Hal itu menciptakan permukaan serangan yang tidak selalu dapat diatasi hanya dengan patch tradisional.

Ransomware Sekarang Menjadi Masalah Rantai Pasokan

Implikasi yang lebih luas adalah bahwa produsen tidak lagi dapat memperlakukan ransomware semata-mata sebagai masalah keamanan siber internal.

Sebuah perusahaan mewarisi risiko dari penyedia perangkat lunak, pemasok, dan perusahaan logistik yang digunakannya. Pada saat yang sama, postur sibernya sendiri menjadi bagian dari profil risiko setiap pelanggan yang bergantung pada produknya.

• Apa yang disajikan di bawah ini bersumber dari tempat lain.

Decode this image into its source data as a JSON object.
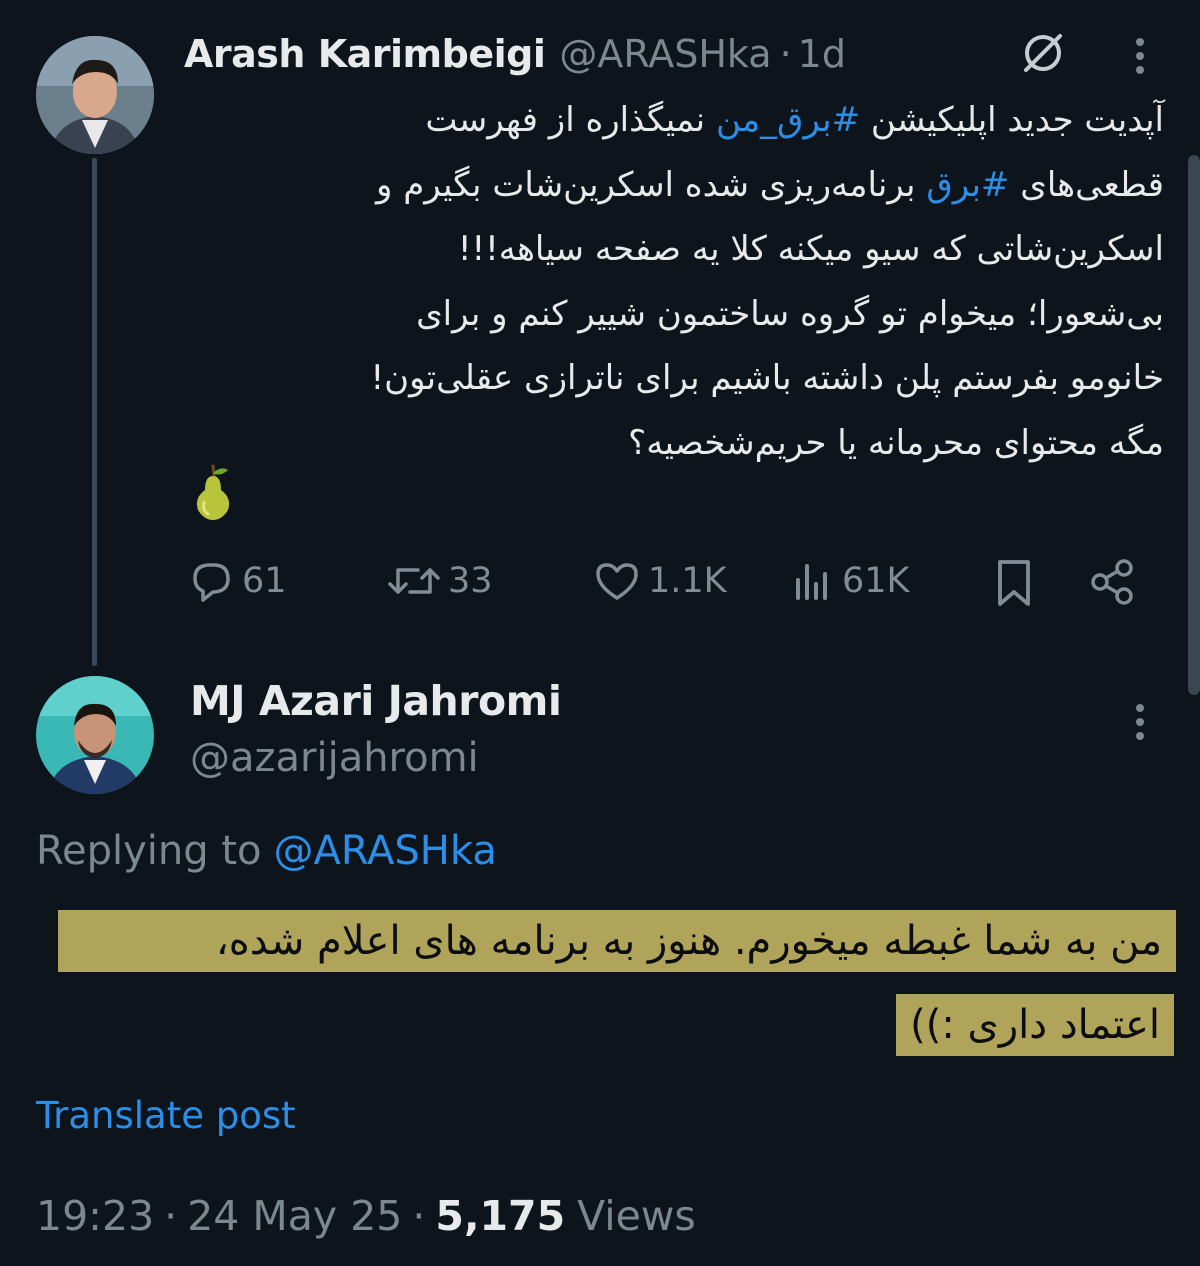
{
  "tweet": {
    "author_name": "Arash Karimbeigi",
    "author_handle": "@ARASHka",
    "separator": "·",
    "time_ago": "1d",
    "body_lines": [
      {
        "before": "آپدیت جدید اپلیکیشن ",
        "tag": "#برق_من",
        "after": " نمیگذاره از فهرست"
      },
      {
        "before": "قطعی‌های ",
        "tag": "#برق",
        "after": " برنامه‌ریزی شده اسکرین‌شات بگیرم و"
      },
      {
        "before": "اسکرین‌شاتی که سیو میکنه کلا یه صفحه سیاهه!!!",
        "tag": "",
        "after": ""
      },
      {
        "before": "بی‌شعورا؛ میخوام تو گروه ساختمون شییر کنم و برای",
        "tag": "",
        "after": ""
      },
      {
        "before": "خانومو بفرستم پلن داشته باشیم برای ناترازی عقلی‌تون!",
        "tag": "",
        "after": ""
      },
      {
        "before": "مگه محتوای محرمانه یا حریم‌شخصیه؟",
        "tag": "",
        "after": ""
      }
    ],
    "emoji": "🍐",
    "stats": {
      "replies": "61",
      "reposts": "33",
      "likes": "1.1K",
      "views": "61K"
    }
  },
  "reply": {
    "author_name": "MJ Azari Jahromi",
    "author_handle": "@azarijahromi",
    "replying_prefix": "Replying to",
    "replying_to": "@ARASHka",
    "body_lines": [
      "من به شما غبطه میخورم. هنوز به برنامه های اعلام شده،",
      "اعتماد داری :))"
    ],
    "translate_label": "Translate post",
    "time": "19:23",
    "date": "24 May 25",
    "views_count": "5,175",
    "views_label": "Views"
  },
  "colors": {
    "background": "#0d141b",
    "accent_blue": "#2b8fe8",
    "muted_gray": "#7d8790",
    "highlight": "#b0a35a"
  },
  "icons": [
    "grok-icon",
    "more-icon",
    "reply-icon",
    "repost-icon",
    "like-icon",
    "views-icon",
    "bookmark-icon",
    "share-icon"
  ]
}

Regulator semakin mencerminkan realitas yang saling terhubung ini. Aturan Eropa seperti NIS2 menempatkan penekanan lebih besar pada keamanan rantai pasokan, sementara inisiatif di Inggris dan AS memperluas harapan keamanan siber di antara penyedia layanan, kontraktor, dan pemasok kritis.

Bagi produsen, ini berarti kuesioner vendor tahunan dan penilaian internal terisolasi mungkin tidak lagi cukup. Permukaan serangan berubah terlalu cepat, begitu pula kelompok ransomware yang memanfaatkannya.

Black Kite’s laporan pada akhirnya menggambarkan ancaman yang menjadi lebih luas daripada sekadar lebih besar. Serangan bergerak menuju perusahaan menengah, berkembang secara internasional, dan semakin memanfaatkan hubungan antara produsen, penyedia teknologi, jaringan logistik, dan pelanggan. Hasilnya adalah masalah ransomware di mana pertanyaan paling penting mungkin tidak lagi apakah satu perusahaan dapat menahan serangan, melainkan seberapa banyak rantai pasokan di sekitarnya bergantung padanya.

Antoine adalah seorang pemimpin visioner dan rekan pendiri Unite.AI, yang dipandu oleh semangat tak tergoyahkan untuk membentuk dan mempromosikan masa depan AI dan robotika. Sebagai seorang wirausaha serial, ia percaya bahwa AI akan menjadi sangat mengganggu masyarakat seperti listrik, dan sering tertangkap berbicara tentang potensi teknologi disruptif dan AGI.

Sebagai seorang futuris, ia berdedikasi untuk mengeksplorasi bagaimana inovasi ini akan membentuk dunia kita. Selain itu, ia adalah pendiri Securities.io, sebuah platform yang berfokus pada investasi di teknologi-teknologi canggih yang mendefinisikan kembali masa depan dan membentuk kembali seluruh sektor.